Trying to do something because you should want to doesn’t make you want to. It may make you do it because you shit-talked your way into it, but it certainly won’t be because it felt good and natural, which means it isn’t sustainable. What do you actually want? And do you want it for the right reasons? These are helpful questions to ask and to explore to get past stopping before you even start.

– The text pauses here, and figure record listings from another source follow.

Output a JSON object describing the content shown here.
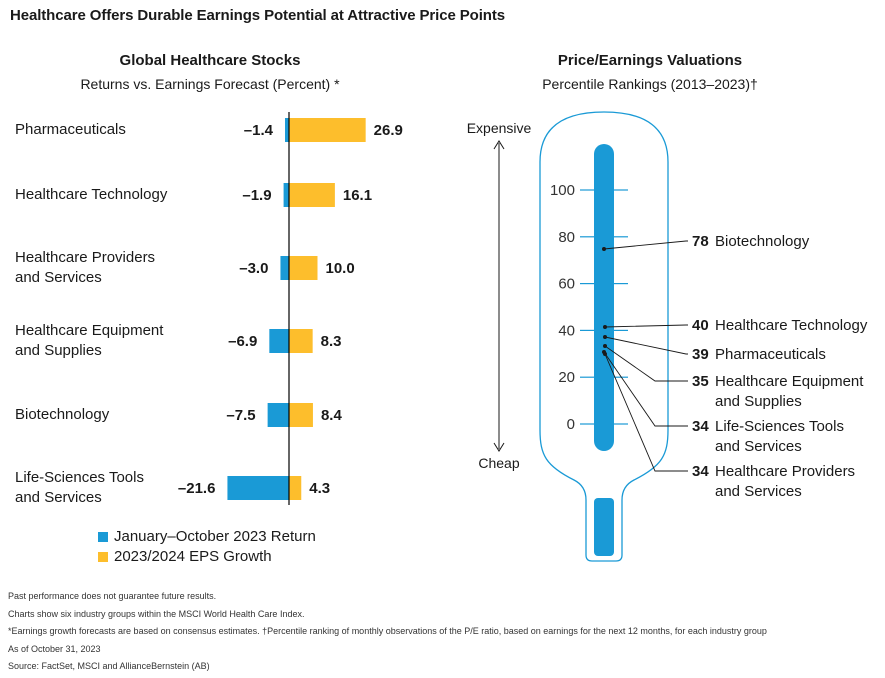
{
  "main_title": "Healthcare Offers Durable Earnings Potential at Attractive Price Points",
  "colors": {
    "return": "#1a9ad6",
    "eps": "#fdbe2c",
    "thermo_outline": "#1a9ad6",
    "thermo_fill": "#1a9ad6"
  },
  "chart_data": [
    {
      "type": "bar",
      "orientation": "horizontal",
      "title": "Global Healthcare Stocks",
      "subtitle": "Returns vs. Earnings Forecast (Percent) *",
      "categories": [
        "Pharmaceuticals",
        "Healthcare Technology",
        "Healthcare Providers\nand Services",
        "Healthcare Equipment\nand Supplies",
        "Biotechnology",
        "Life-Sciences Tools\nand Services"
      ],
      "series": [
        {
          "name": "January–October 2023 Return",
          "values": [
            -1.4,
            -1.9,
            -3.0,
            -6.9,
            -7.5,
            -21.6
          ]
        },
        {
          "name": "2023/2024 EPS Growth",
          "values": [
            26.9,
            16.1,
            10.0,
            8.3,
            8.4,
            4.3
          ]
        }
      ],
      "value_labels_return": [
        "–1.4",
        "–1.9",
        "–3.0",
        "–6.9",
        "–7.5",
        "–21.6"
      ],
      "value_labels_eps": [
        "26.9",
        "16.1",
        "10.0",
        "8.3",
        "8.4",
        "4.3"
      ],
      "legend_position": "bottom"
    },
    {
      "type": "thermometer",
      "title": "Price/Earnings Valuations",
      "subtitle": "Percentile Rankings (2013–2023)†",
      "axis_top_label": "Expensive",
      "axis_bottom_label": "Cheap",
      "ticks": [
        "100",
        "80",
        "60",
        "40",
        "20",
        "0"
      ],
      "ylim": [
        0,
        100
      ],
      "points": [
        {
          "value": 78,
          "value_label": "78",
          "label": "Biotechnology"
        },
        {
          "value": 40,
          "value_label": "40",
          "label": "Healthcare Technology"
        },
        {
          "value": 39,
          "value_label": "39",
          "label": "Pharmaceuticals"
        },
        {
          "value": 35,
          "value_label": "35",
          "label": "Healthcare Equipment\nand Supplies"
        },
        {
          "value": 34,
          "value_label": "34",
          "label": "Life-Sciences Tools\nand Services"
        },
        {
          "value": 34,
          "value_label": "34",
          "label": "Healthcare Providers\nand Services"
        }
      ]
    }
  ],
  "notes": [
    "Past performance does not guarantee future results.",
    "Charts show six industry groups within the MSCI World Health Care Index.",
    "*Earnings growth forecasts are based on consensus estimates. †Percentile ranking of monthly observations of the P/E ratio, based on earnings for the next 12 months, for each industry group",
    "As of October 31, 2023",
    "Source: FactSet, MSCI and AllianceBernstein (AB)"
  ]
}
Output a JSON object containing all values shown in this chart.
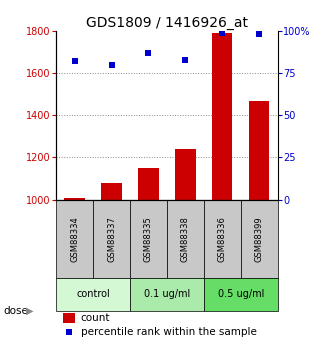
{
  "title": "GDS1809 / 1416926_at",
  "samples": [
    "GSM88334",
    "GSM88337",
    "GSM88335",
    "GSM88338",
    "GSM88336",
    "GSM88399"
  ],
  "bar_values": [
    1010,
    1080,
    1150,
    1240,
    1790,
    1470
  ],
  "dot_values": [
    82,
    80,
    87,
    83,
    99,
    98
  ],
  "ylim_left": [
    1000,
    1800
  ],
  "ylim_right": [
    0,
    100
  ],
  "yticks_left": [
    1000,
    1200,
    1400,
    1600,
    1800
  ],
  "yticks_right": [
    0,
    25,
    50,
    75,
    100
  ],
  "ytick_right_labels": [
    "0",
    "25",
    "50",
    "75",
    "100%"
  ],
  "bar_color": "#cc0000",
  "dot_color": "#0000cc",
  "bar_width": 0.55,
  "grid_color": "#888888",
  "label_count": "count",
  "label_percentile": "percentile rank within the sample",
  "dose_label": "dose",
  "background_color": "#ffffff",
  "sample_box_color": "#c8c8c8",
  "group_spans": [
    {
      "label": "control",
      "start": 0,
      "end": 2,
      "color": "#d4f7d4"
    },
    {
      "label": "0.1 ug/ml",
      "start": 2,
      "end": 4,
      "color": "#aaeaaa"
    },
    {
      "label": "0.5 ug/ml",
      "start": 4,
      "end": 6,
      "color": "#66dd66"
    }
  ],
  "title_fontsize": 10,
  "tick_fontsize": 7,
  "sample_fontsize": 6,
  "group_fontsize": 7,
  "legend_fontsize": 7.5
}
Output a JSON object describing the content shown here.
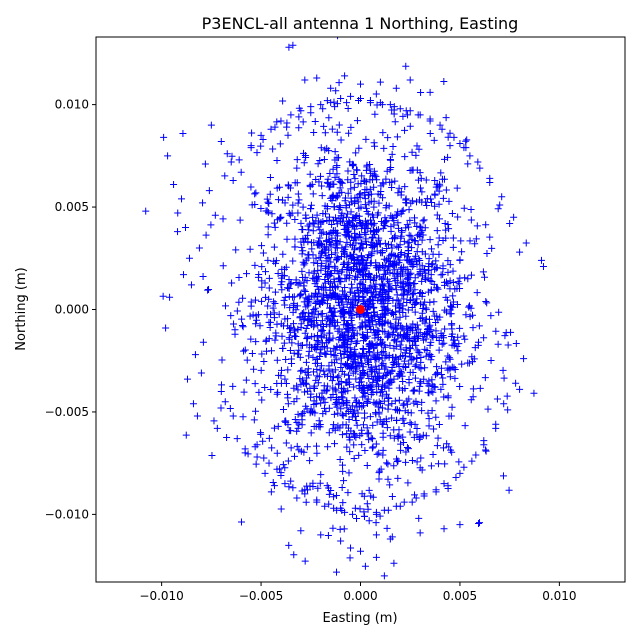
{
  "chart_data": {
    "type": "scatter",
    "title": "P3ENCL-all antenna 1 Northing, Easting",
    "xlabel": "Easting (m)",
    "ylabel": "Northing (m)",
    "xlim": [
      -0.0133,
      0.0133
    ],
    "ylim": [
      -0.0133,
      0.0133
    ],
    "xticks": [
      {
        "value": -0.01,
        "label": "−0.010"
      },
      {
        "value": -0.005,
        "label": "−0.005"
      },
      {
        "value": 0.0,
        "label": "0.000"
      },
      {
        "value": 0.005,
        "label": "0.005"
      },
      {
        "value": 0.01,
        "label": "0.010"
      }
    ],
    "yticks": [
      {
        "value": -0.01,
        "label": "−0.010"
      },
      {
        "value": -0.005,
        "label": "−0.005"
      },
      {
        "value": 0.0,
        "label": "0.000"
      },
      {
        "value": 0.005,
        "label": "0.005"
      },
      {
        "value": 0.01,
        "label": "0.010"
      }
    ],
    "grid": false,
    "legend": "none",
    "series": [
      {
        "marker": "plus",
        "color": "#0000ff",
        "dense_core": {
          "center": [
            0.0,
            0.0
          ],
          "semi_axes": [
            0.0055,
            0.0085
          ]
        },
        "x": [
          -0.0108,
          -0.0099,
          -0.0097,
          -0.0094,
          -0.009,
          -0.0088,
          -0.0086,
          -0.0085,
          -0.0083,
          -0.0082,
          -0.008,
          -0.0078,
          -0.0075,
          -0.0072,
          -0.007,
          -0.0068,
          -0.0065,
          -0.0062,
          -0.006,
          -0.0058,
          -0.0055,
          -0.0052,
          -0.005,
          -0.0048,
          -0.0045,
          -0.0042,
          -0.004,
          -0.0038,
          -0.0035,
          -0.0032,
          -0.003,
          -0.0028,
          -0.0025,
          -0.0022,
          -0.002,
          -0.0018,
          -0.0015,
          -0.0012,
          -0.001,
          -0.0008,
          -0.0005,
          -0.0002,
          0.0,
          0.0002,
          0.0005,
          0.0008,
          0.001,
          0.0012,
          0.0015,
          0.0018,
          0.002,
          0.0022,
          0.0025,
          0.0028,
          0.003,
          0.0032,
          0.0035,
          0.0038,
          0.004,
          0.0042,
          0.0045,
          0.0048,
          0.005,
          0.0052,
          0.0055,
          0.0058,
          0.006,
          0.0062,
          0.0065,
          0.0068,
          0.007,
          0.0072,
          0.0075,
          0.0078,
          0.008,
          0.0082,
          0.0091,
          0.0092,
          -0.0098,
          -0.0096,
          -0.0092,
          -0.0089,
          -0.0087,
          -0.0084,
          -0.0081,
          -0.0079,
          -0.0076,
          -0.0073,
          -0.007,
          -0.0067,
          -0.0064,
          -0.0061,
          -0.0058,
          -0.0055,
          -0.0052,
          -0.0049,
          -0.0046,
          -0.0043,
          -0.004,
          -0.0037,
          -0.0034,
          -0.0031,
          -0.0028,
          -0.0025,
          -0.0022,
          -0.0019,
          -0.0016,
          -0.0013,
          -0.001,
          -0.0007,
          -0.0004,
          -0.0001,
          0.0002,
          0.0005,
          0.0008,
          0.0011,
          0.0014,
          0.0017,
          0.002,
          0.0023,
          0.0026,
          0.0029,
          0.0032,
          0.0035,
          0.0038,
          0.0041,
          0.0044,
          0.0047,
          0.005,
          0.0053,
          0.0056,
          0.0059,
          0.0062,
          0.0065,
          0.0068,
          0.0071,
          0.0074,
          0.0077,
          0.008,
          -0.0036,
          -0.0034,
          -0.0028,
          -0.0022,
          -0.0015,
          -0.0008,
          0.0,
          0.001,
          0.0018,
          0.0025,
          0.0035,
          0.0045,
          0.0052,
          -0.002,
          -0.003,
          0.0008,
          0.0015,
          0.003,
          0.0042,
          0.005,
          -0.001,
          0.0,
          0.0008,
          0.0012,
          0.0016
        ],
        "y": [
          0.0048,
          0.0084,
          0.0075,
          0.0061,
          0.0054,
          0.004,
          0.0025,
          0.0012,
          -0.0022,
          -0.0052,
          -0.0031,
          0.0071,
          0.009,
          -0.0058,
          0.0082,
          -0.0045,
          0.0072,
          -0.0063,
          0.0067,
          -0.007,
          0.008,
          -0.0072,
          0.0085,
          -0.008,
          0.0088,
          -0.0078,
          0.0092,
          -0.0085,
          0.0095,
          -0.0092,
          0.0097,
          -0.0088,
          0.0099,
          -0.0094,
          0.01,
          -0.0096,
          0.0101,
          -0.0098,
          0.0103,
          -0.0099,
          0.0104,
          -0.0102,
          0.0103,
          -0.0101,
          0.0102,
          -0.0099,
          0.0101,
          -0.0098,
          0.01,
          -0.0096,
          0.0098,
          -0.0094,
          0.0097,
          -0.0092,
          0.0095,
          -0.009,
          0.0093,
          -0.0088,
          0.009,
          -0.0085,
          0.0086,
          -0.0082,
          0.0081,
          -0.0077,
          0.0075,
          -0.0071,
          0.0069,
          -0.0064,
          0.0062,
          -0.0056,
          0.0051,
          -0.0046,
          0.0042,
          -0.0036,
          0.0028,
          -0.0024,
          0.0024,
          0.0021,
          -0.0009,
          0.0006,
          0.0038,
          0.0017,
          -0.0034,
          -0.0046,
          0.003,
          -0.0016,
          0.0058,
          0.0046,
          -0.004,
          0.0076,
          -0.0052,
          0.0073,
          -0.0068,
          0.0079,
          -0.0066,
          0.0083,
          -0.0075,
          0.0089,
          -0.0081,
          0.0091,
          -0.0087,
          0.0094,
          -0.009,
          0.0096,
          -0.0093,
          0.0098,
          -0.0095,
          0.0099,
          -0.0097,
          0.0101,
          -0.01,
          0.0102,
          -0.0101,
          0.0101,
          -0.01,
          0.01,
          -0.0098,
          0.0099,
          -0.0096,
          0.0097,
          -0.0094,
          0.0095,
          -0.0091,
          0.0092,
          -0.0089,
          0.0088,
          -0.0086,
          0.0084,
          -0.008,
          0.0079,
          -0.0074,
          0.0072,
          -0.0066,
          0.0064,
          -0.0058,
          0.0055,
          -0.0049,
          0.0045,
          -0.0039,
          0.0128,
          0.0129,
          0.0112,
          0.0113,
          0.0108,
          0.0114,
          0.011,
          0.0111,
          0.0108,
          0.0112,
          0.0106,
          0.008,
          0.0079,
          -0.011,
          -0.0108,
          -0.011,
          -0.0112,
          -0.0109,
          -0.0107,
          -0.0105,
          -0.0113,
          -0.0118,
          -0.0121,
          -0.013,
          -0.0111
        ],
        "note_dense": true
      },
      {
        "marker": "circle",
        "color": "#ff0000",
        "x": [
          0.0
        ],
        "y": [
          0.0
        ]
      }
    ]
  }
}
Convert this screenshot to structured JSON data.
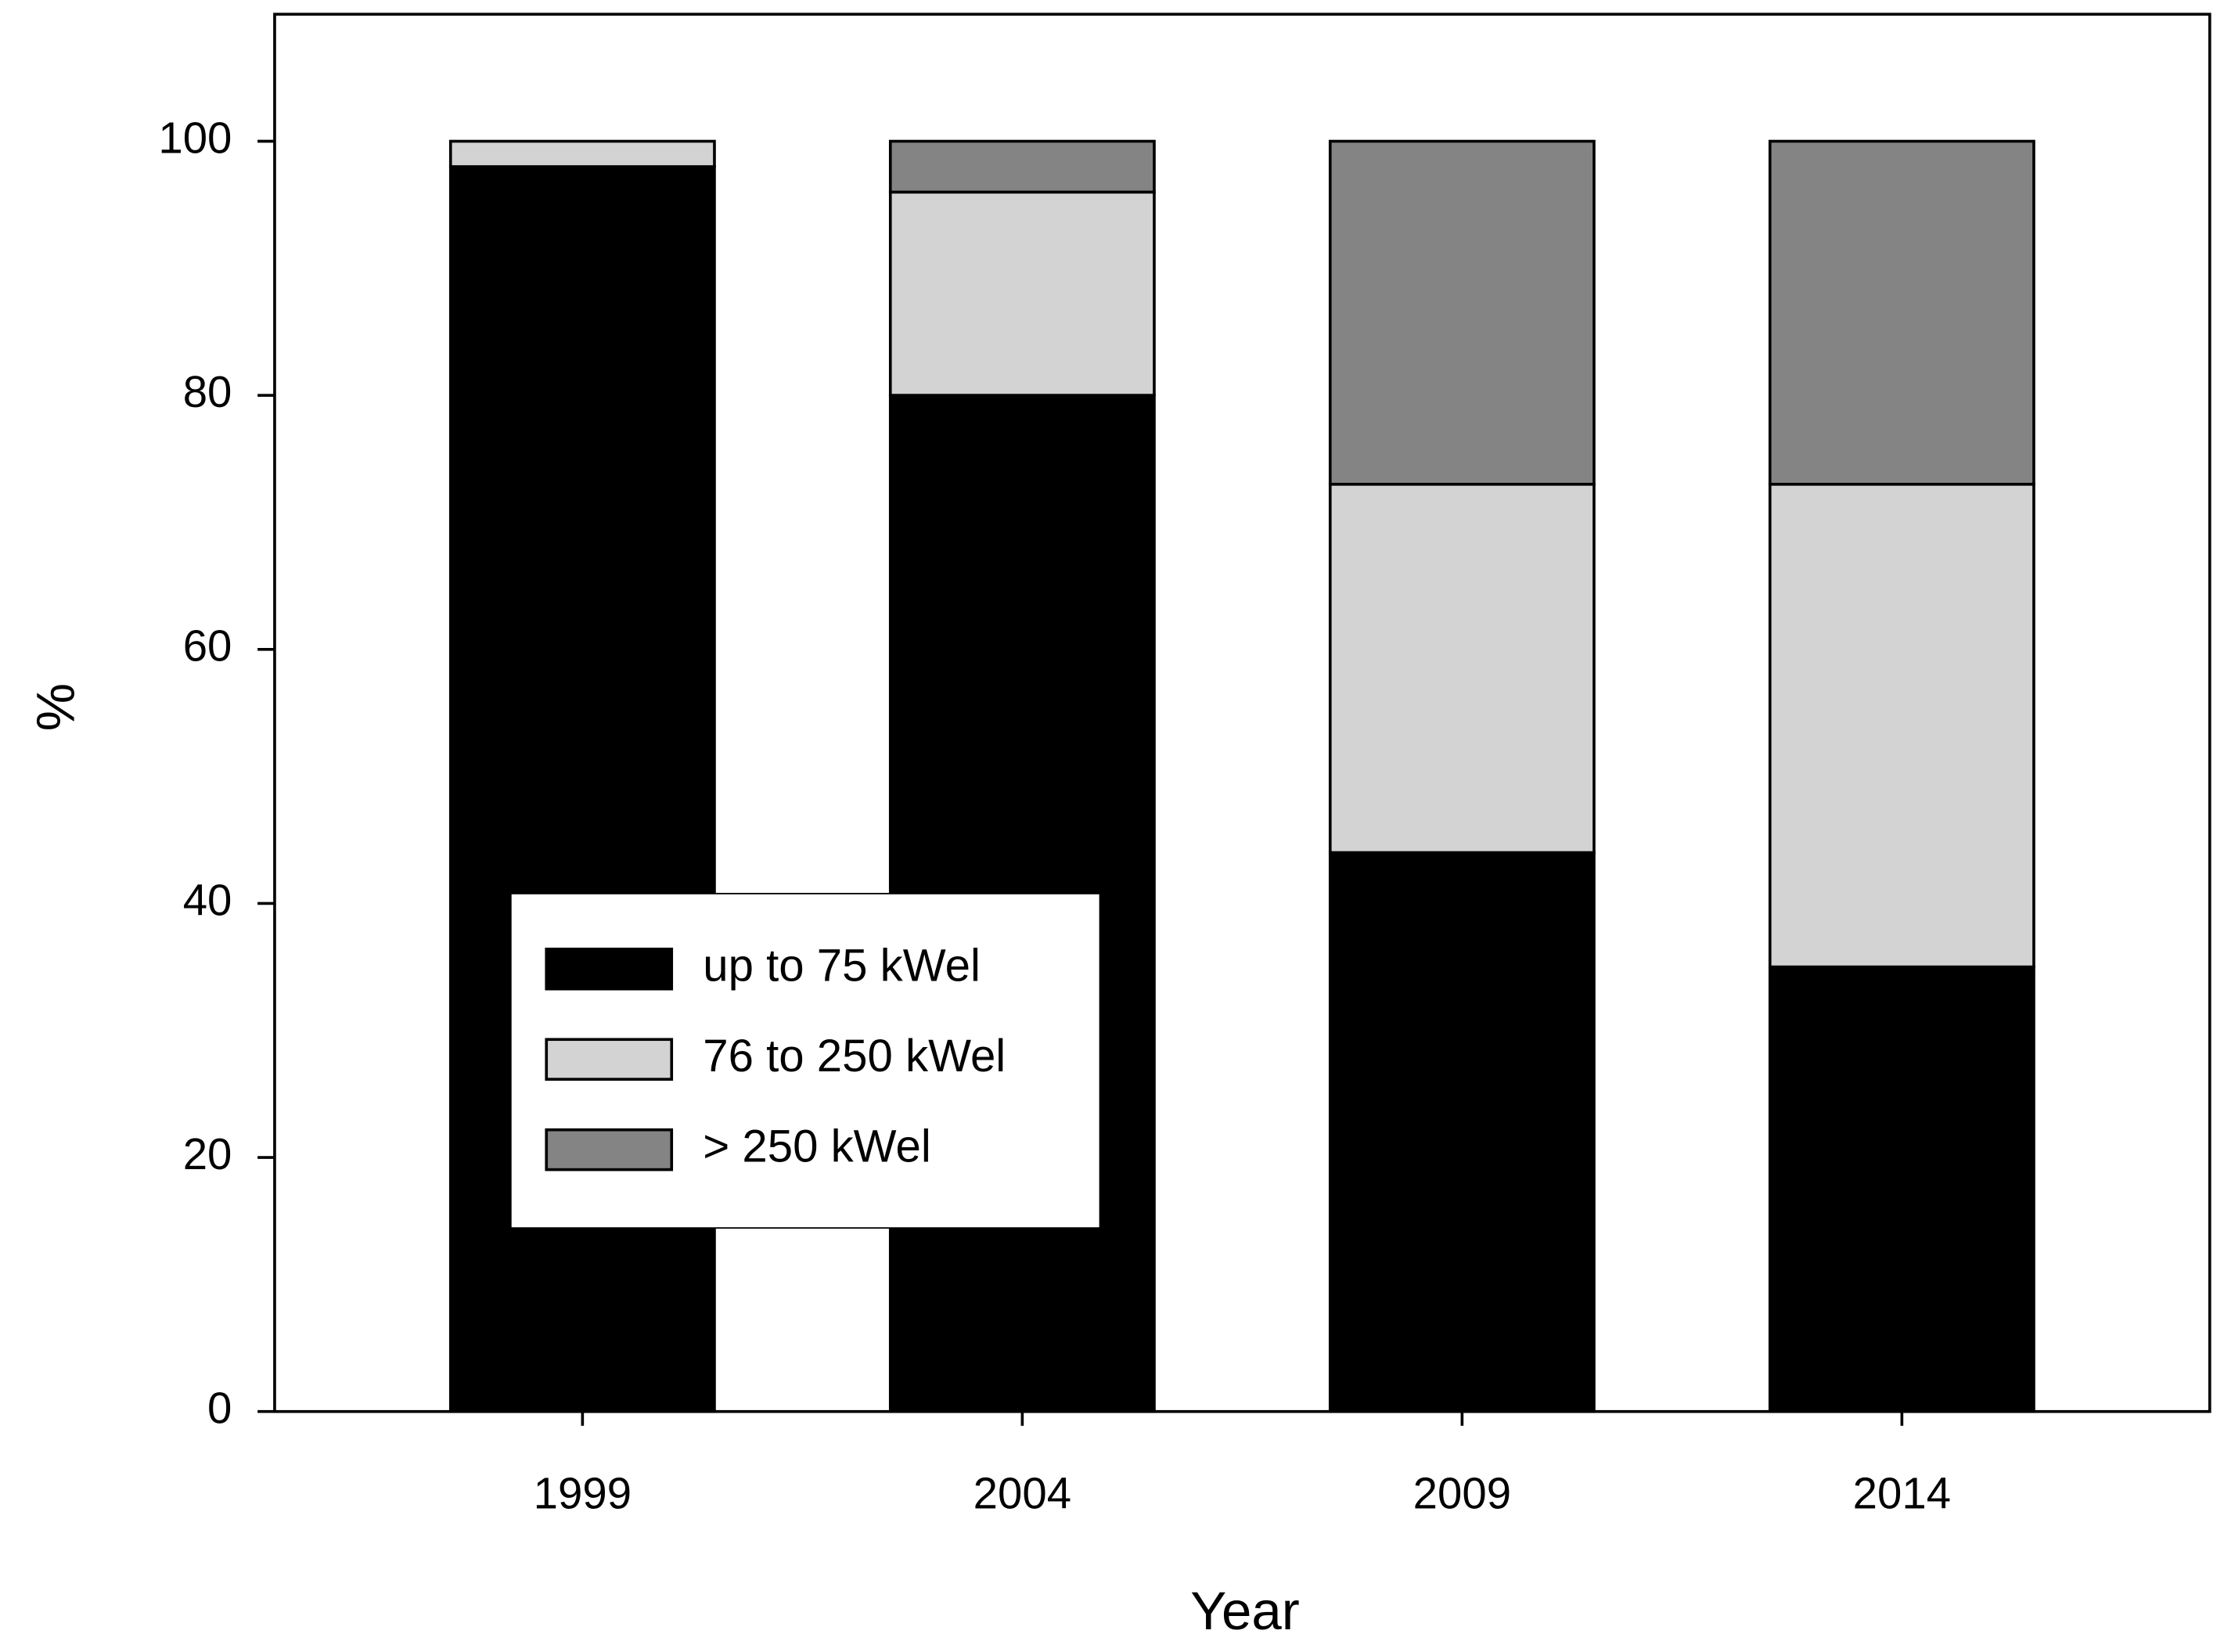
{
  "chart_data": {
    "type": "stacked_bar",
    "x_label": "Year",
    "y_label": "%",
    "categories": [
      "1999",
      "2004",
      "2009",
      "2014"
    ],
    "series": [
      {
        "name": "up to 75 kWel",
        "color": "#000000",
        "values": [
          98,
          80,
          44,
          35
        ]
      },
      {
        "name": "76 to 250 kWel",
        "color": "#d3d3d3",
        "values": [
          2,
          16,
          29,
          38
        ]
      },
      {
        "name": "> 250 kWel",
        "color": "#848484",
        "values": [
          0,
          4,
          27,
          27
        ]
      }
    ],
    "ylim": [
      0,
      110
    ],
    "yticks": [
      0,
      20,
      40,
      60,
      80,
      100
    ],
    "grid": false,
    "legend": "lower left"
  }
}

Discomfort will have you avoid something at all costs - maybe you’re not doing something, not because you can’t find the time but because it isn’t comfortable, and you’re programmed to avoid discomfort no matter what it means. It is less about what it means about you for not doing it and more about why you actually don’t want to. Two ideas often get confused. I hear a lot of “I’ve always procrastinated” or “I guess I’m just lazy,” and the more we lean on those ideas, the more we act in a way to prove them to be true. I break those ideas down with my clients. We dig deeper into what being lazy really means, and so often, you aren’t lazy in life- you have a busy non stop life where you accomplish a lot.
You use laziness or procrastination as a way of labelling what’s happening so you can avoid thinking about it more profoundly. Maybe the task in question is something you really don’t enjoy or brings up feelings for you that you don’t understand, or maybe you have always told yourself the same story, so it is the only thing you are actively looking to prove. Because if you aren’t those things you’ve always claimed - who are you? Cue the discomfort! If we lean into it instead of avoiding it and are completely honest with ourselves, we’re not mismanaging our time because most of us are smart enough to troubleshoot that. You’re avoiding the short-term discomfort of how that thing makes you feel. Unfortunately, that approach perpetuates longer-term discomfort by allowing you to believe things that aren’t necessarily true about your entire way of being.